Other Notable Features

In addition to the standard adequate protection provided to prepetition secured creditors, including replacement liens on collateral and “superpriority” administrative expense claims, many of the 2018 DIP financing facilities provided for adequate protection payments to certain prepetition secured creditors, typically in the form of payment of monthly interest at the non-default rate. These cases included Exco Resources, Inc., Fieldwood Energy LLC, R.E. Gas Development, LLC, and Fairway Energy, LP. In Nichols Brothers, Inc., the DIP facility provided for payment of a flat amount of $75,000 per month as adequate protection for the prepetition secured creditors. In addition, in Gastar Exploration Inc., the DIP facility provided for the accrual of postpetition interest at the non-default rate under the prepetition secured credit facility but did not require cash payment of interest during the bankruptcy case.
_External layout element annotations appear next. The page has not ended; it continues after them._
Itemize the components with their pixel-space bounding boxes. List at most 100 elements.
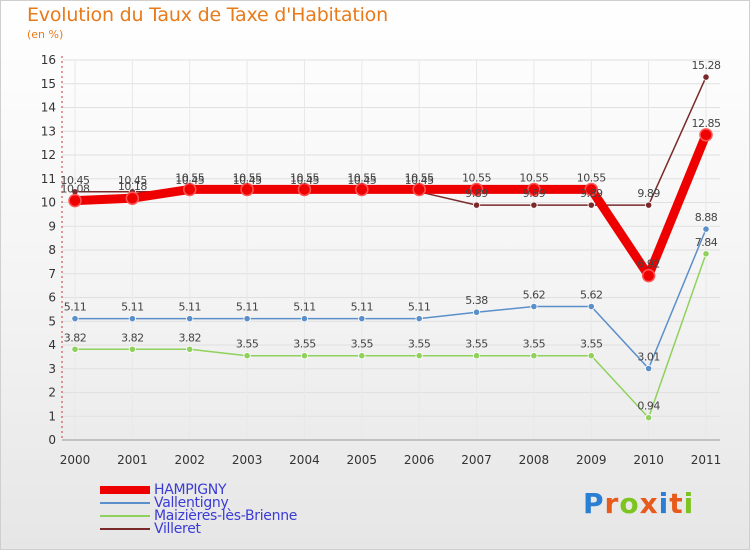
data-point [587, 352, 595, 360]
data-point [300, 315, 309, 323]
data-label: 10.45 [233, 174, 262, 187]
data-label: 3.01 [637, 351, 660, 364]
x-tick-label: 2009 [576, 453, 607, 467]
data-label: 10.45 [290, 174, 319, 187]
proxiti-logo: Proxiti [583, 487, 694, 520]
data-label: 3.82 [64, 331, 87, 344]
data-point [243, 315, 251, 323]
y-tick-label: 7 [48, 267, 56, 281]
legend-label: Vallentigny [154, 495, 229, 511]
data-label: 10.18 [118, 180, 147, 193]
chart-subtitle: (en %) [27, 28, 64, 41]
data-point [358, 315, 366, 323]
data-label: 9.89 [580, 187, 603, 200]
logo-letter: t [669, 487, 684, 520]
data-label: 0.94 [637, 400, 660, 413]
data-label: 3.55 [351, 338, 374, 351]
legend-label: Maizières-lès-Brienne [154, 508, 298, 524]
data-label: 10.45 [61, 174, 90, 187]
data-label: 3.82 [178, 331, 201, 344]
data-label: 5.62 [523, 289, 546, 302]
data-point [415, 315, 423, 323]
data-label: 3.55 [580, 338, 603, 351]
y-tick-label: 3 [48, 362, 56, 376]
legend-label: Villeret [154, 521, 201, 537]
data-label: 5.11 [351, 301, 374, 314]
legend-label: HAMPIGNY [154, 482, 227, 498]
legend-swatch [100, 486, 150, 494]
series-lines [70, 76, 711, 419]
data-label: 3.55 [523, 338, 546, 351]
legend-swatch [100, 515, 150, 517]
x-tick-label: 2001 [117, 453, 148, 467]
data-label: 9.89 [465, 187, 488, 200]
data-point [469, 182, 484, 197]
data-point [699, 128, 713, 142]
chart-title: Evolution du Taux de Taxe d'Habitation [27, 4, 388, 26]
data-label: 10.45 [175, 174, 204, 187]
logo-letter: o [619, 487, 640, 520]
data-point [71, 315, 79, 323]
y-tick-label: 9 [48, 219, 56, 233]
data-point [300, 352, 309, 360]
y-tick-label: 6 [48, 291, 56, 305]
x-tick-label: 2004 [289, 453, 320, 467]
data-point [182, 182, 197, 197]
logo-letter: i [658, 487, 670, 520]
data-label: 5.38 [465, 294, 488, 307]
legend-swatch [100, 528, 150, 530]
series-line-hampigny [70, 130, 711, 281]
y-tick-label: 5 [48, 314, 56, 328]
data-label: 5.11 [236, 301, 259, 314]
x-tick-label: 2005 [347, 453, 378, 467]
data-label: 5.11 [64, 301, 87, 314]
data-label: 5.11 [121, 301, 144, 314]
data-label: 10.45 [118, 174, 147, 187]
data-point [530, 302, 538, 311]
data-point [240, 182, 254, 197]
data-point [358, 352, 366, 360]
data-label: 6.92 [637, 258, 660, 271]
data-point [297, 182, 312, 197]
data-label: 9.89 [523, 187, 546, 200]
y-tick-label: 11 [41, 172, 56, 186]
y-tick-label: 0 [48, 433, 56, 447]
series-points [68, 73, 713, 422]
data-point [587, 201, 595, 209]
data-label: 3.55 [408, 338, 431, 351]
data-point [645, 201, 653, 209]
data-point [415, 352, 423, 360]
y-tick-label: 15 [41, 77, 56, 91]
data-label: 8.88 [695, 211, 718, 224]
legend-swatch [100, 502, 150, 504]
data-label: 10.55 [405, 171, 434, 184]
data-point [641, 268, 656, 283]
data-point [527, 182, 541, 197]
grid [62, 59, 720, 441]
x-tick-label: 2003 [232, 453, 263, 467]
data-point [645, 364, 653, 373]
y-tick-label: 14 [41, 101, 56, 115]
x-tick-label: 2011 [691, 453, 722, 467]
data-point [472, 201, 481, 209]
data-point [71, 345, 79, 353]
data-point [702, 73, 710, 81]
logo-letter: P [583, 487, 605, 520]
data-label: 10.55 [175, 171, 204, 184]
data-label: 3.55 [465, 338, 488, 351]
x-tick-label: 2006 [404, 453, 435, 467]
logo-letter: i [683, 487, 695, 520]
data-label: 3.55 [236, 338, 259, 351]
data-point [702, 250, 710, 258]
y-tick-label: 10 [41, 196, 56, 210]
data-point [186, 315, 194, 323]
data-point [243, 352, 251, 360]
y-tick-label: 1 [48, 409, 56, 423]
data-label: 10.55 [577, 171, 606, 184]
data-label: 5.11 [178, 301, 201, 314]
data-point [128, 315, 136, 323]
x-tick-label: 2007 [461, 453, 492, 467]
x-tick-label: 2008 [519, 453, 550, 467]
series-line-vallentigny [74, 228, 707, 370]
Lastly, almost all of the DIP financing facilities in 2018 included milestones by which the debtor had to meet certain obligations related to either the sale of its assets or the confirmation of a plan of reorganization. Half of the DIP financing facilities required the debtor to consummate a sale within a certain period after the petition date (ranging from 40 days to 150 days): Exco Resources, Inc., Nichols Brothers, Inc., Geokinetics Inc., Red Fork (USA) Investments, Inc. (Case No. 18-70116, Bankr. W.D. Tex. Aug. 7, 2018), Fairway Energy, LP. Three of the DIP facilities included milestones for the confirmation of a plan of reorganization, ranging from 60 days after the Petition Date to 180 days after entry of the Final Order approving the DIP facility: Lockwood Holdings, Inc., Fieldwood Energy LLC, Gastar Exploration Inc. The DIP facility for R.E. Gas Development included milestones for both a sale process and confirmation of a plan of reorganization, requiring the debtor to either consummate a sale or confirm a plan of reorganization within 170 days after the Petition Date.